Leap first made a name for itself in May 2012, when it announced its 3D motion controller and put out a snazzy-looking demo video. The technology appeared to be more accurate than Microsoft‘s Kinect at a fraction of the cost, and was geared more toward general-purpose computing, not just entertainment. It seemed to be a glimpse of a future where natural interfaces help relieve the mouse and keyboard of at least some of their duties.
But when the finished product launched in July, it was still a work in progress. The first crop of apps was heavy on diversions and light on utilities, and there was too much inconsistency from one app to the next. Each app seemed to have a different way of approaching menus, cursors and drop-down lists.

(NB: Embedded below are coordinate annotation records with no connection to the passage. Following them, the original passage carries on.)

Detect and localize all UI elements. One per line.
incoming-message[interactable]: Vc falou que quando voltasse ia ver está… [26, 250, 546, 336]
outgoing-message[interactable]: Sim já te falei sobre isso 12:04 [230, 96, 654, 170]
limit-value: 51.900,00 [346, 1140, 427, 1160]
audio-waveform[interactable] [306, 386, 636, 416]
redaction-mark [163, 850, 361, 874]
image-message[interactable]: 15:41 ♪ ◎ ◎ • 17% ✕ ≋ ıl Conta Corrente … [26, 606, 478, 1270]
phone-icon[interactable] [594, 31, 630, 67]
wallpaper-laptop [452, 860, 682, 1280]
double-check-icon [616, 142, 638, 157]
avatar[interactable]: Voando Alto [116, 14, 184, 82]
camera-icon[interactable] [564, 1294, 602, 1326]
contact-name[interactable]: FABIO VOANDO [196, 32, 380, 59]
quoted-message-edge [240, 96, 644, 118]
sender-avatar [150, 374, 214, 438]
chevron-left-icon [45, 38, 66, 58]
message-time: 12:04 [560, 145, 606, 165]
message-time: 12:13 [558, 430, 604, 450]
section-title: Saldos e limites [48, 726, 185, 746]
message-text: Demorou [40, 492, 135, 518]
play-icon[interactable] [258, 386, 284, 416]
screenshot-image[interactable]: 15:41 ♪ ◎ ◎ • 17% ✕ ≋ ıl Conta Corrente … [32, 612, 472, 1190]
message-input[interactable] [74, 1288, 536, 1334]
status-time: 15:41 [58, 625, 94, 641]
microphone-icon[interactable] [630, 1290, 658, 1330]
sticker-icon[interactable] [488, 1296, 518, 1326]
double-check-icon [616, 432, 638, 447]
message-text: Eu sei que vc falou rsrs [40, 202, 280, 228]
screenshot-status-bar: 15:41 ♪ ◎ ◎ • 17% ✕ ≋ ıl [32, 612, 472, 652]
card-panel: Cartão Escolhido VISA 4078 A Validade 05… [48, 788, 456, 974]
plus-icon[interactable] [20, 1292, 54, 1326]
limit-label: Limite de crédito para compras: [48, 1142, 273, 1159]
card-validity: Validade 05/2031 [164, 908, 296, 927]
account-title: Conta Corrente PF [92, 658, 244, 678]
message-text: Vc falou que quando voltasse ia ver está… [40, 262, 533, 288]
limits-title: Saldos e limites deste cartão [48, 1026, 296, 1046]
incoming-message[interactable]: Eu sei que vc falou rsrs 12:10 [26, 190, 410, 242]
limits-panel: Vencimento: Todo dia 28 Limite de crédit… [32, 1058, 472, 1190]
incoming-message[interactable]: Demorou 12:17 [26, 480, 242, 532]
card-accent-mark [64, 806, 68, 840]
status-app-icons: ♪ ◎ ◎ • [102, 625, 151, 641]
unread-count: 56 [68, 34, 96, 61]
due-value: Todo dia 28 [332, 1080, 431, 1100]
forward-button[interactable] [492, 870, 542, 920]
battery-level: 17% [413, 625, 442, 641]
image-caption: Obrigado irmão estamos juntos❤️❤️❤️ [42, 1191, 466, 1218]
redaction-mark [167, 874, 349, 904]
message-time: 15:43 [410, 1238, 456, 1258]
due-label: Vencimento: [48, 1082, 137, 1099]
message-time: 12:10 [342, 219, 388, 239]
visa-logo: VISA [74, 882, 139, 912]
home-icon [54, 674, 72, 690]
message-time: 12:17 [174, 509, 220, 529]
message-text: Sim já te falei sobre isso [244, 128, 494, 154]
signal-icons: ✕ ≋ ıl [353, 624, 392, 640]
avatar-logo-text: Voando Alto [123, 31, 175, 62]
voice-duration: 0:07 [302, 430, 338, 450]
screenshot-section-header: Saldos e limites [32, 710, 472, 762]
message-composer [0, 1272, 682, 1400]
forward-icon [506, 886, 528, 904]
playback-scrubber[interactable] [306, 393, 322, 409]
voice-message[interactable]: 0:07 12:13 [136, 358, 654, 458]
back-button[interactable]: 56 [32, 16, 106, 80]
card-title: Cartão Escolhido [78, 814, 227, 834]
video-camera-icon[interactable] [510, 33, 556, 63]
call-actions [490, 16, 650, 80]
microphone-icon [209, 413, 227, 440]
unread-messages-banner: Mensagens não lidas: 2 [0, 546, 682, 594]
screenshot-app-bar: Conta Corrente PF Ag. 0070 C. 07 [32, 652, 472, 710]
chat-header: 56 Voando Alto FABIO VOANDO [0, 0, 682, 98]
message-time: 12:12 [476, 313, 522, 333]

Things have improved a bit over the past couple months. Leap Motion’s app store, called AirSpace, has about 30 more apps than it did at launch, and many of them seem better than their predecessors. (I’m particularly enamored with Kontrol, a $3 Windows app with highly-customizable operating system controls. I’ve been using it to scroll through long web pages while leaning back in my chair, and to switch between full screen and windowed modes in Chrome with a swipe gesture.)
Buckwald said that refining the software and creating more consistency between apps is a major focus for leap. Better apps will be coming soon, Buckwald said, as developers have been able to observe the successes and failures of the first wave of Leap apps. “We’ve worked out which experiences users love and which experiences have frustrated users,” he said.
Leap still doesn’t feel like an essential tool, but it might be easier to get there as the 3D motion controller begins showing up in more products. HP’s single Leap-supported laptop is a good first step, but given how many computing devices are on the market, it’s also a sign of how young the concept is.